The Human Cost of Empty Promises

June 10, 2013
Originally published in: The Huffington Post

The G8 summit in Northern Ireland is a real opportunity to tackle hunger. It is time that the international community recognizes that malnutrition is not simply a result of poverty — it is also a cause.

LONDON, UNITED KINGDOM — We now know what needs to be done and when, so why the inaction? The G8 summit in Northern Ireland is a real opportunity to tackle hunger.

The eyes of the world will focus on a small town in Northern Ireland next week when Enniskillen hosts the G8 summit. The town has played a noticeable role in Irish history. It witnessed one of the bloodiest events in Ireland’s history — the Remembrance Day bombing. Some 140 years earlier, in the 1840s, it was also home to one of the worst workhouses established to lessen the impact of An Gorta Mór, the great Irish famine. The workhouse opened towards the end of 1845 and, over the following six years, was home to the deaths of over 2,000 inmates.

The humanitarian response to the Irish famine came from many corners of the globe, including, famously, the Ottoman Sultan Abdulmecid and the Native American Choctaws. Many calls of “never again” were heard. Those calls reverberated for many generations when, in 1963, John F. Kennedy commented, “We have the ability…we have the means, we have the capacity to eliminate hunger from the face of the earth in our lifetime. We only need the will.”

Fifty years on, the will to end hunger has yet to deliver: A billion people will go to bed hungry tonight. The ripple effects of poor nutrition are deep and wide-reaching. This year, the lives of 2.3 million children will end due to hunger. A further 165 million children are stunted. Hunger prevents generations of young people from reaching their full potential and realizing their dreams. Hunger undermines the progress being made by the world’s least-developed countries, reducing the earning potential of adults by as much as 20 percent.

The scourge of hunger is an affront to our humanity and we must act together to end it.

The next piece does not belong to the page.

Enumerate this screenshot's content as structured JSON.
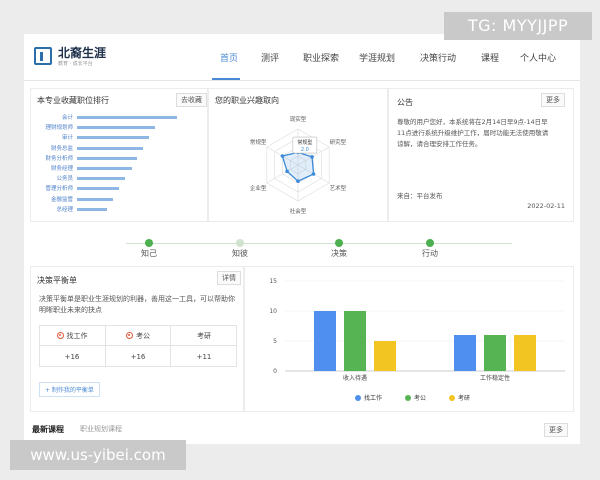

There is a symbolism in the world’s leaders gathering in Enniskillen. This is an important year in which to strengthen that political leadership, to secure the necessary policy and financial commitments, and to build national and international accountability around commitments already made in the area of food and nutrition security. It is also the year in which we must — together — amplify the need for a bold goal on food and nutrition security in the post-2015 development framework.

We are facing a remarkable, unprecedented, opportunity: We can free the next generation from hunger.

Things have changed since 1963: We now know what needs to be done. We need to invest in smallholder farmers and support alternative rural livelihoods. We need to build community resilience to undernutrition. And we need to scale up nutrition interventions and strengthen health systems.

We also know when we need to act: The 1,000 days from pregnancy to age two is the critical period in which a child must receive the right nutrition. Science and research have shown that undernutrition can be addressed by focusing on this ‘window of opportunity.’ Cost-effective and high-impact interventions exist. With political leadership, food and nutrition security can be achieved.

Less than one percent of the world’s development aid is spent on life-saving, basic nutrition investments that we know to be among the best, most cost-effective solutions to breaking the cycle of poverty and hunger.

It is time that the international community recognizes that malnutrition is not simply a result of poverty — it is also a cause.

The UK has never before had political momentum and influence as it does today. It is leading the world in the fight against hunger. At home, the government reached its target of spending 0.7 percent of Gross National Income on aid. At a global level, it is chair of the 2013 G8 and hosted the Nutrition for Growth Day of Action on June 8th, which brought together business leaders, scientists, governments, and civil society to make commitments to tackle malnutrition.

Last summer, Prime Minister Cameron — together with the Brazilian Government — set a global target to prevent 25 million children from being stunted by the 2016 Rio Olympic Games. If we have any hope of reaching this goal, we need pledges made by G8 leaders and other members of the international community to be turned into concrete actions, measured and tracked to ensure accountability and transparency.

The Great Hunger rocked Ireland nearly two centuries ago. It is an obscenity that hunger still stalks children across the developing world today. If we do not act, we are at risk of losing 9.7 million children younger than five years old by the first day of the 2016 Rio Olympic Games. That is 8,000 children we could lose each and every day — all because of a cause that is completely preventable, if world leaders do not fall short on their promises.

JFK predicted an end to hunger 50 years ago, if only the will existed. Enniskillen presents an opportunity for the world’s largest countries to show that they have that will.